La sacca, oltre ai bastoni, serve a portare tutto ciò
che può essere necessario durante le cinque ore di una partita:
tee, marchini, palline, fazzoletti di carta, cerotti, bevande, cibo,
asciugamani, un cappellino da sole, uno da pioggia, un guanto di ricambio,
qualche asciugamano di ricambio in caso di pioggia, una tuta da pioggia,
un ombrello, un pennarello indelebile per marcare la pallina, un libretto
di regole ecc. La sacca può essere portata in spalla o su un
carrello, può arrivare a pesare molti chili, può essere
in pelle o in materiale sintetico. Le sacche da spalla sono di dimensioni
ridotte e materiali leggeri ed il più delle volte sono dotate
di un treppiede. Nel comprare una sacca è bene prestare attenzione
alla presenza dei comparti, che garantiscono la miglior conservazione
di shaft e grip, oltre alla presenza di numerose tasche. Il prezzo
per una sacca va dai 100 ai 400 euro.
Il carrello serve per portare la sacca se non si desidera portarla
in spalla; deve essere leggero, stabile ed il più possibile
pieghevole per poterlo riporre nel baule dell'automobile. I carrelli
hanno prezzi variabili dai 50 ai 150 euro.

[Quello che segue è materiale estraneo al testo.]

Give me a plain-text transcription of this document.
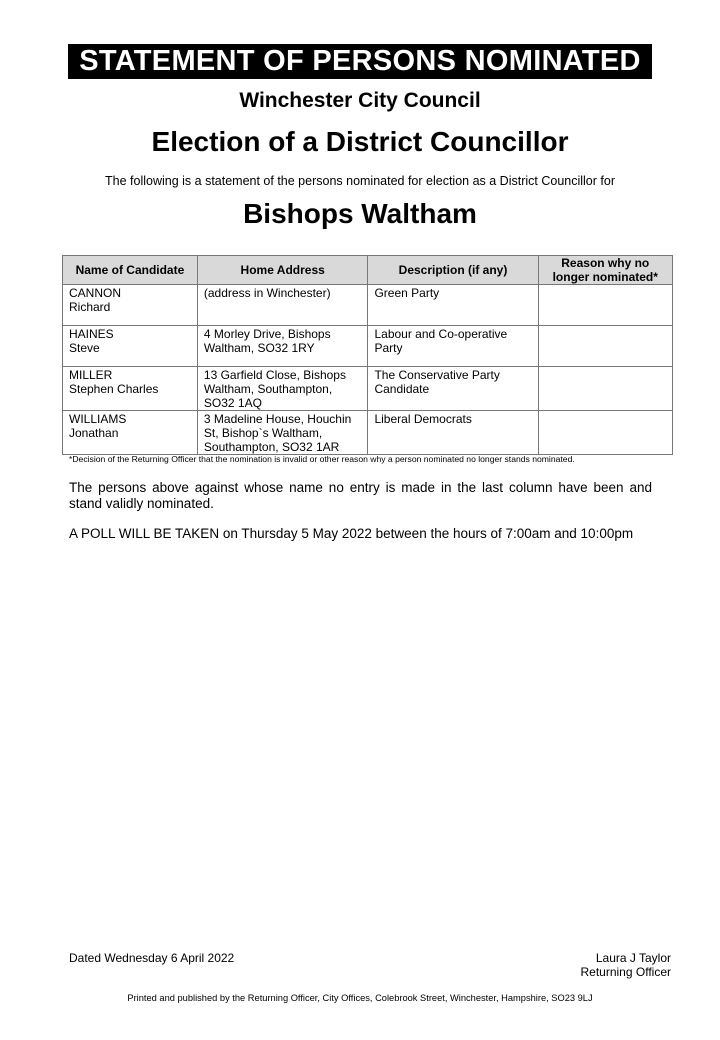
STATEMENT OF PERSONS NOMINATED
Winchester City Council
Election of a District Councillor
The following is a statement of the persons nominated for election as a District Councillor for
Bishops Waltham
Name of Candidate	Home Address	Description (if any)	Reason why no longer nominated*
CANNON
Richard	(address in Winchester)	Green Party	
HAINES
Steve	4 Morley Drive, Bishops Waltham, SO32 1RY	Labour and Co-operative Party	
MILLER
Stephen Charles	13 Garfield Close, Bishops Waltham, Southampton, SO32 1AQ	The Conservative Party Candidate	
WILLIAMS
Jonathan	3 Madeline House, Houchin St, Bishop`s Waltham, Southampton, SO32 1AR	Liberal Democrats	
*Decision of the Returning Officer that the nomination is invalid or other reason why a person nominated no longer stands nominated.
The persons above against whose name no entry is made in the last column have been and stand validly nominated.
A POLL WILL BE TAKEN on Thursday 5 May 2022 between the hours of 7:00am and 10:00pm
Dated Wednesday 6 April 2022	Laura J Taylor
Returning Officer
Printed and published by the Returning Officer, City Offices, Colebrook Street, Winchester, Hampshire, SO23 9LJ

Le scarpe, fino a pochi anni fa avevano la suola chiodata,
ma negli ultimi anni hanno cominciato ad imporsi dei chiodi in plastica
detti "soft spikes" che sarebbero meno dannosi per la superficie
dei green (e per i pavimenti degli spogliatoi), al punto che oggi
in molti circoli i chiodi in acciaio sono vietati. Lo scopo dei chiodi
è quello di garantire la stabilità sia camminando sui
pendii bagnati, che durante il colpo. Una buona scarpa da golf, poi,
oltre che comoda, deve anche essere impermeabile. Personalmente resto
dell'idea che i chiodi in acciaio siano migliori, garantendo una stabilità
decisamente migliore sia sul colpo, che camminando su sentieri scivolosi.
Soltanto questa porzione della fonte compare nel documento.